The word emotion stems from E for energy and M motion – energy in motion! Emotions are the brains' way of communicating with us and every emotion whether deemed positive or negative has important information to impart.
At its most fundamental level emotional intelligence (EI) means being able to recognize what we are feeling, why we are feeling it, and use this knowledge in practical positive ways to manage and make use of our emotions.
Simple as this may seem we all know it can be very different in the real world when our more negative emotions can derail us and appear to have a life of their own, leaving us feeling like a boat being tossed around on a stormy sea. However, if we have even a ‘good enough’ understanding of our emotions and an ability to ‘regulate’ them then we can have the ability to bring our boats back into our harbour safe until the stormy seas subside. EI also give us the ability to tolerate and withstand others more negative emotions too which as we all know can be contagious. We are mammals after all, with social interactions vital to how we thrive.Why is EI important?
From a neuroscience perspective when we experience more negative emotions such as when we are very stressed or challenged our older subconscious survival brain areas to run the show as it interrupts this as a threat to your survival. Our marvelous survival brains & nervous systems are superfast at what they do and will then take us out of danger and running before we consciously know it – what you want if you are being chased by a predator while running through the jungle but not the best when you have an important client pitch to make. This brain speed comes at a price energy-wise as all available energy is directed away from our slower but evolutionary newer logical/rational pre-frontal cortex (which you need for that client pitch) with its higher cognitive functions and with this our ability to be emotionally intelligent.
No matter what we do we can never stop our emotions completely and for that matter should never try as they contain vital information about our state. What we can do is recognize that we have an emotion and bring it to the light of our newer conscious logical brains. This means essentially we are less likely to simply react to situations and people which challenge us but instead gives us the ability to be rational and to choose the most appropriate response – in other words it makes us more resilient!How to boost EI?

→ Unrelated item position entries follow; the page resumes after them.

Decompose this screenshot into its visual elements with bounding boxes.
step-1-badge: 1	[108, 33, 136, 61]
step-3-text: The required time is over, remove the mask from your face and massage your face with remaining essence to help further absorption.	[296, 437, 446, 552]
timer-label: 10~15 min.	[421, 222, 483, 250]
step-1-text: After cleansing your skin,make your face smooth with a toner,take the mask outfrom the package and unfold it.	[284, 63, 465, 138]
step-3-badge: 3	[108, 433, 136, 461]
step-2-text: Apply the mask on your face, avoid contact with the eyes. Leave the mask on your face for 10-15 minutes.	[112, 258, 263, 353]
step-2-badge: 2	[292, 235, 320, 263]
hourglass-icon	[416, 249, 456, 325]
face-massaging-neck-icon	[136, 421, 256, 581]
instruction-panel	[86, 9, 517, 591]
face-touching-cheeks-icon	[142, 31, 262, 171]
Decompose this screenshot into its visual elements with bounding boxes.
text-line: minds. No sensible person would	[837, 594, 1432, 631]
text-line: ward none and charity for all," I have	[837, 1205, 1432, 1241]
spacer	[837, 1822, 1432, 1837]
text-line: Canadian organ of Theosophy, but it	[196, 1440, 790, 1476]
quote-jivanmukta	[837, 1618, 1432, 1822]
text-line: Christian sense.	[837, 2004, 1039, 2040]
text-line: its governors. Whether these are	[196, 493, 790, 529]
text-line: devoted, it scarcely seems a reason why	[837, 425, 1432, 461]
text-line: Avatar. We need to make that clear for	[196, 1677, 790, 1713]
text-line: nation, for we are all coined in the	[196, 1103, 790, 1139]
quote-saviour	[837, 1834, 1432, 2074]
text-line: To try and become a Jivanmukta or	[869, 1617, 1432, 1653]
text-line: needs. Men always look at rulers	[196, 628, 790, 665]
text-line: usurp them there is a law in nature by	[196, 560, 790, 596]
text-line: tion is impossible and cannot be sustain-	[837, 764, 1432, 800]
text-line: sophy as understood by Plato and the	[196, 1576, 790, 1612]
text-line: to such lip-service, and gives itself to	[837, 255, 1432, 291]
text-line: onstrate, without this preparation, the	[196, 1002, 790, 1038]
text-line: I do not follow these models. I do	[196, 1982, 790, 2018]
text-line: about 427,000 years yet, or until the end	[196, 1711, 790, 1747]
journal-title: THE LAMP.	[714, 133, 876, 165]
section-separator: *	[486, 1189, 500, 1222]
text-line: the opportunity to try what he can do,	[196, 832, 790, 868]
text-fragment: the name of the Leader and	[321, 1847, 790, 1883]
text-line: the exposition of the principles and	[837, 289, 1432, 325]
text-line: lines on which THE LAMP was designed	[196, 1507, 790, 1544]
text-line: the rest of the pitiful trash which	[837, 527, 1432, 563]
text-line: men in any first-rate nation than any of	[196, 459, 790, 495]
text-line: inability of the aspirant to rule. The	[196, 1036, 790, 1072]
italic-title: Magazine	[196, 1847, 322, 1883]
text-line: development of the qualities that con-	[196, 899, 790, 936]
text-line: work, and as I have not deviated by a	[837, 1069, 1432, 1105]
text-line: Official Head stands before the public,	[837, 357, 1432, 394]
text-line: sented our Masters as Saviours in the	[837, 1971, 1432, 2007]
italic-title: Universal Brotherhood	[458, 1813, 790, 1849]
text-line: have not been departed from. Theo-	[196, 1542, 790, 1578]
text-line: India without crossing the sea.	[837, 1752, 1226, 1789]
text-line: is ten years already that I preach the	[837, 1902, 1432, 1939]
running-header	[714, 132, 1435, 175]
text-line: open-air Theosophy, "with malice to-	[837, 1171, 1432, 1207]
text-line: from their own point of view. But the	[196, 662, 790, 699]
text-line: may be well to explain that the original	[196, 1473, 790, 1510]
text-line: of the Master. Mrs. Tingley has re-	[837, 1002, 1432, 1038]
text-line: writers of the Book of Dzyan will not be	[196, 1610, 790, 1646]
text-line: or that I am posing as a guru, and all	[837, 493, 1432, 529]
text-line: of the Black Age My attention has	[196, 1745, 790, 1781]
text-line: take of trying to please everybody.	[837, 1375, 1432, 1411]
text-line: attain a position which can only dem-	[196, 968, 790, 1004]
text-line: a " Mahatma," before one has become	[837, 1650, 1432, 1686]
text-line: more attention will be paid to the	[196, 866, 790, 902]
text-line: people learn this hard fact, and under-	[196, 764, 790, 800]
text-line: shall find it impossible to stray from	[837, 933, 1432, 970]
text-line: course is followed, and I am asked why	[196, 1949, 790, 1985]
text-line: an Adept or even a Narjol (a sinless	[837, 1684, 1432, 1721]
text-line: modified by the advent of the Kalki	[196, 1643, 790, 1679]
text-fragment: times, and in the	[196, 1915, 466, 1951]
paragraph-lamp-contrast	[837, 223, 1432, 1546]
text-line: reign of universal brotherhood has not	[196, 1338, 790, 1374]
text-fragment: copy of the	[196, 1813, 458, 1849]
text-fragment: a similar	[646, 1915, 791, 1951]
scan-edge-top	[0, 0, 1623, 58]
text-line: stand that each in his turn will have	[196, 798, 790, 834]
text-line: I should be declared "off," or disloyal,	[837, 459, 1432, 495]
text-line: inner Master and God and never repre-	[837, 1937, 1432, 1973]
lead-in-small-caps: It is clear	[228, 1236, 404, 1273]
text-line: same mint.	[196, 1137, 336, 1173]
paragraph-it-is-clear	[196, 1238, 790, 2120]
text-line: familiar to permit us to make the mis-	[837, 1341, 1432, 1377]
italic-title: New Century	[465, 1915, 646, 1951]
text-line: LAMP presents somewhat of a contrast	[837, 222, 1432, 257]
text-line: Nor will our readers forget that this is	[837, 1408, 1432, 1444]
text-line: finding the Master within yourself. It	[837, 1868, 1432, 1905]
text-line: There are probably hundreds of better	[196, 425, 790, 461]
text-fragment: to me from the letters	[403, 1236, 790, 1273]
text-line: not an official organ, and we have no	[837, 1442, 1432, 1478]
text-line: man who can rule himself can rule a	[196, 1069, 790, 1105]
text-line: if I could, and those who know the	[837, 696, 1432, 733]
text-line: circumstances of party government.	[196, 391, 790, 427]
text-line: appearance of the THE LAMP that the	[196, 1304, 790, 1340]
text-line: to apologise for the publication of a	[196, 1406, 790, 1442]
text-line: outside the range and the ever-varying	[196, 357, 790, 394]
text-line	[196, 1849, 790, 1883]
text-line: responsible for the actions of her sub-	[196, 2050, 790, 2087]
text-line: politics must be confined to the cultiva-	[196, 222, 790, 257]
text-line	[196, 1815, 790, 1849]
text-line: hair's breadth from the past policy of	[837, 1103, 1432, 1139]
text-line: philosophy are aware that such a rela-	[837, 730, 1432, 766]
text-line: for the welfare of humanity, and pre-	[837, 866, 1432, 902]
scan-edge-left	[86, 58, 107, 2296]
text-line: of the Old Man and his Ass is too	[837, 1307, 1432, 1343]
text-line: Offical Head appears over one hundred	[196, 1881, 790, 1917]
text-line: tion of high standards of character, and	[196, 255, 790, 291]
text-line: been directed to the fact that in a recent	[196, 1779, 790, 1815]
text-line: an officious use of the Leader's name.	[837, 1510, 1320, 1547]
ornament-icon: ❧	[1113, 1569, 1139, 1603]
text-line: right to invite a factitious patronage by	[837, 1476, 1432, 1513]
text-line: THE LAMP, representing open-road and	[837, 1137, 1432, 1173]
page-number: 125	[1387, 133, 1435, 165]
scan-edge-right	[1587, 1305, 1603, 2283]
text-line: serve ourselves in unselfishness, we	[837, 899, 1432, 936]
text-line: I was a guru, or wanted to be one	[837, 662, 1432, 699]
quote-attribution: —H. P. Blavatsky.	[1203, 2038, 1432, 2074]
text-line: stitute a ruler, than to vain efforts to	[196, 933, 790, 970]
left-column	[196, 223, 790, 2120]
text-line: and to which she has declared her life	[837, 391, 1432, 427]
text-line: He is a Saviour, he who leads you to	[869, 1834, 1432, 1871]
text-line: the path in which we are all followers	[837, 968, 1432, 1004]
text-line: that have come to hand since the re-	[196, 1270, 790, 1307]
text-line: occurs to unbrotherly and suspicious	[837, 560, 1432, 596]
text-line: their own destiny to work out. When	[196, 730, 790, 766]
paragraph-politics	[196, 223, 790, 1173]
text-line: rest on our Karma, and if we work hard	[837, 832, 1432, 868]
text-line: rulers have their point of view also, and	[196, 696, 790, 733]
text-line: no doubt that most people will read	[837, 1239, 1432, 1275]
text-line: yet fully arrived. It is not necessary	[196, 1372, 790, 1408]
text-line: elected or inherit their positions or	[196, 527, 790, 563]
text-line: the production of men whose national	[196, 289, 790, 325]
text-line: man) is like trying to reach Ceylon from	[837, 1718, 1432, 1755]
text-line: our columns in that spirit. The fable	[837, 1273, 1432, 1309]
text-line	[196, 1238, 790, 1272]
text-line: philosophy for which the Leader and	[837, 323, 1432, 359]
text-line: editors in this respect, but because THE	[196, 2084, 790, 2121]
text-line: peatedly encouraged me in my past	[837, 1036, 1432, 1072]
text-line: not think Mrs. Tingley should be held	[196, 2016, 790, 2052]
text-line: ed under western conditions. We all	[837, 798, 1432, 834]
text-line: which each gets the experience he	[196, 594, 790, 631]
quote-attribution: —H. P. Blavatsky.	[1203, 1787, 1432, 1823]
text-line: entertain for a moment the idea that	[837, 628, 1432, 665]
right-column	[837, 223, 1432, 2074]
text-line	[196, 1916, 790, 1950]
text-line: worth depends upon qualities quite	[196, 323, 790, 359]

Great as this is, in theory, it’s not so easy in real life to simply think ourselves out of a distressing emotion. But there is a way we can help give ourselves a boost in our ability to regulate our emotions. At the most fundamental level, returning the nervous system to introduce an increased sense of safety and the ability to socially engage is critical here. Our nervous system craves feeling safe. Once it’ ‘feels’ safe the survival brain turns down naturally allowing your full brain to come on-line. After this foundational work, higher-order brain function techniques can be used to increase EI such as Mindfulness, etc.
For us as human mammals this feeling of safety comes primarily from our ability to socially engage. Using the Safe and Sound Protocol (SSP) a unique research-based tool to help train the nervous system to feel calm thereby putting us into a safe state. The SSP does this by helping to turn off the nervous system’s defense mode which in turn percolates up to the brain signaling all areas to come back online. Using the auditory portal to the nervous system in humans the SSP allows us to better interpret not only human speech but also the emotional meaning of language thereby strengthening our emotional intelligence. Giving a whole new level to really ‘hearing’ what your team or client are saying!